We only had about an hour before having to turn back towards the airstrip so we made our way over to the river which was only a few hundred yards away. There was an area on a small cliff where we were able to get out of the car again. (I guess I should mention that generally you can never get out of a vehicle. That being said, there are a few exceptions to the rule but the driver/guide will still maintain a good lookout) We could look down into the river where there were probably about 30 hippos and some crocodiles. The hippos are funny as they take turns raising their snouts out of the water and take deep breaths before sinking back down in.

We could see wildebeest and zebra gathering on the opposite side of the river but it didn’t appear that they were going to make a crossing. Reluctantly, we decided that we needed to leave to head back. No sooner had we pulled away from the bank than we saw wildebeest starting across the bank at a location about 200 yards from us. We quickly drove over and were able to watch a medium size herd starting across. It was a mixture of zebra and wildebeest. I have to say that it is a pretty aggressive movement. The animals plunge into the river and start swimming across. All of the sudden you could see one of the wildebeest struggle to swim. It’s head would suddenly drop under the water for a few seconds and then come back up. It was apparent that a crocodile had gotten it from underneath. The animal was putting up a good fight. As the herd on the other side saw this, they began to slow their entry into the water. Those already in, just seemed to swim faster.
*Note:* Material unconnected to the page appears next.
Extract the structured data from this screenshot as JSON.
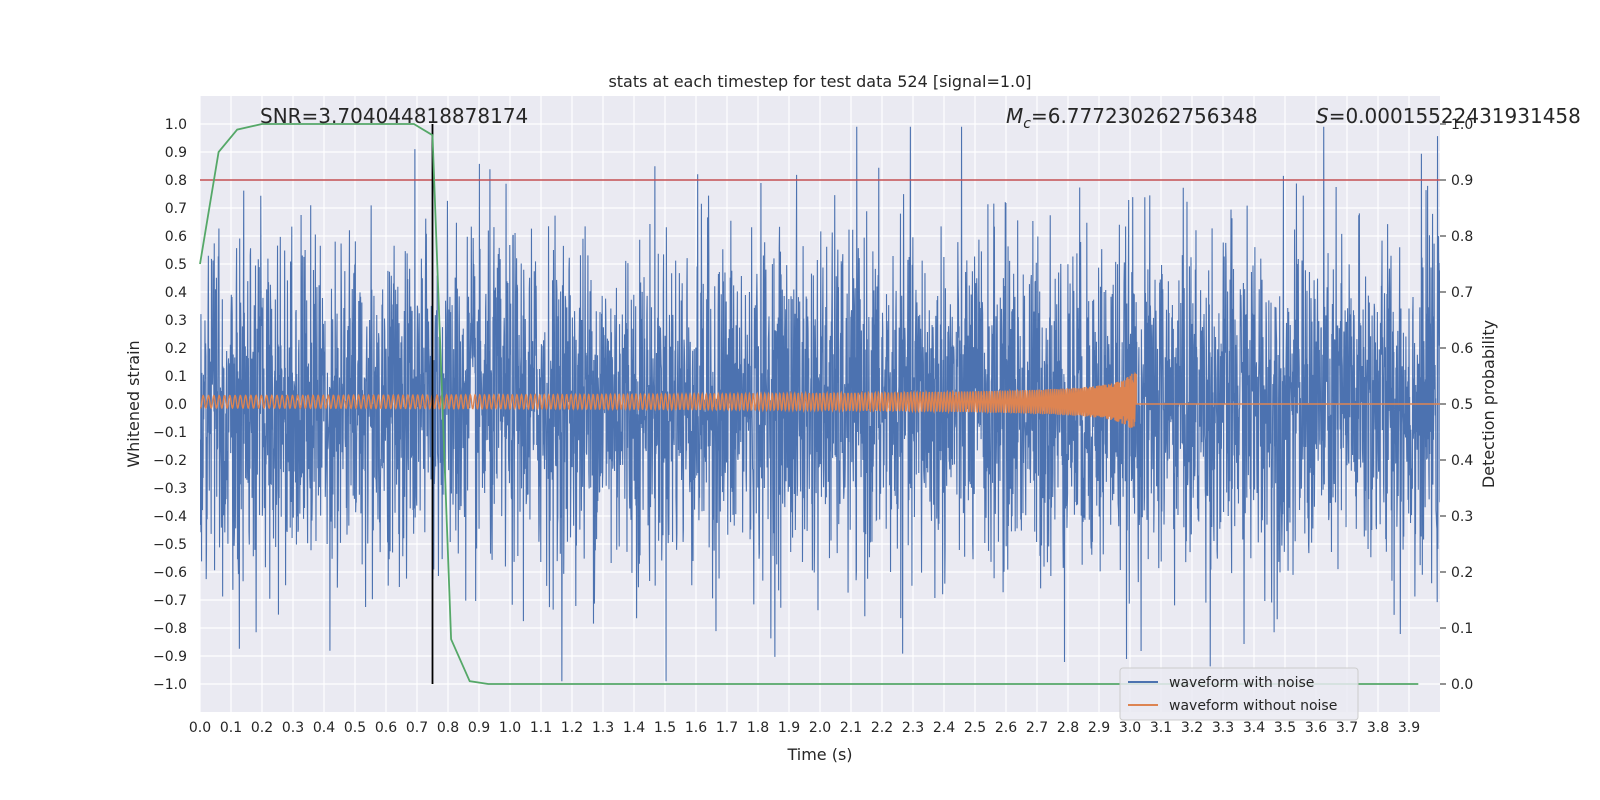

Pretty soon you could see another crocodile swimming towards the struggling wildebeest. That was the final straw. Once the crocodile reached the wildebeest, it opened its jaws and took in the whole head. The crossing had stopped for a while and we had to continue on.

After dropping of John and Wendy at the airport, we had our lunch and then slowly drove back to the camp. It was about 2:30 and most of the animals are in the trees hiding from the full force of the sun. We were back at the camp by 4PM. It was a really long day but was not over yet. The other couple was hoping to get some Maasai bracelets and Jonathan had agreed to find them outside of the curio shops. I asked if I could ride along with him and he agreed.

We went to the village where his future bride lives. She is in school and so I didn’t get to meet her. Jonathan confided that he wasn’t sure if he wanted her but she was chosen for him by his father. There were about 15 small children and I was the novelty. We were invited into a small boma. They are different from those in Western Province. They are still made of the same mud material but are much smaller (headroom) and smokier. I had to stoop to get in the door. We sat in a tiny vestibule that had a door into the main room and then a door into the corral where I could see some baby sheep.


From there we drove to Jonathan’s homestead. It’s always hard to keep track of relatives as the extended family is treated differently from the way we handle them. For instance, we met an uncle on the road who referred to Jonathan as his son. That’s the way it’s done since the extended family unit is so strong. As best as I can figure it, Jonathon’s father has 3 wives as does his grandfather. Jonathan is one of 10 children but I’m not sure if that is the total among the 3 wives or not. The family compound is a group of homes arranged in a circle. Around the perimeter is a circle of shrub limbs than from a protective barrier. Within the outer circle is another circle of shrubs. These “fences” are there to keep out the lions, hyenas, and other predators. It is dangerous to live in this area. At 20, Jonathan was attacked by a lion while out herding the cattle one night.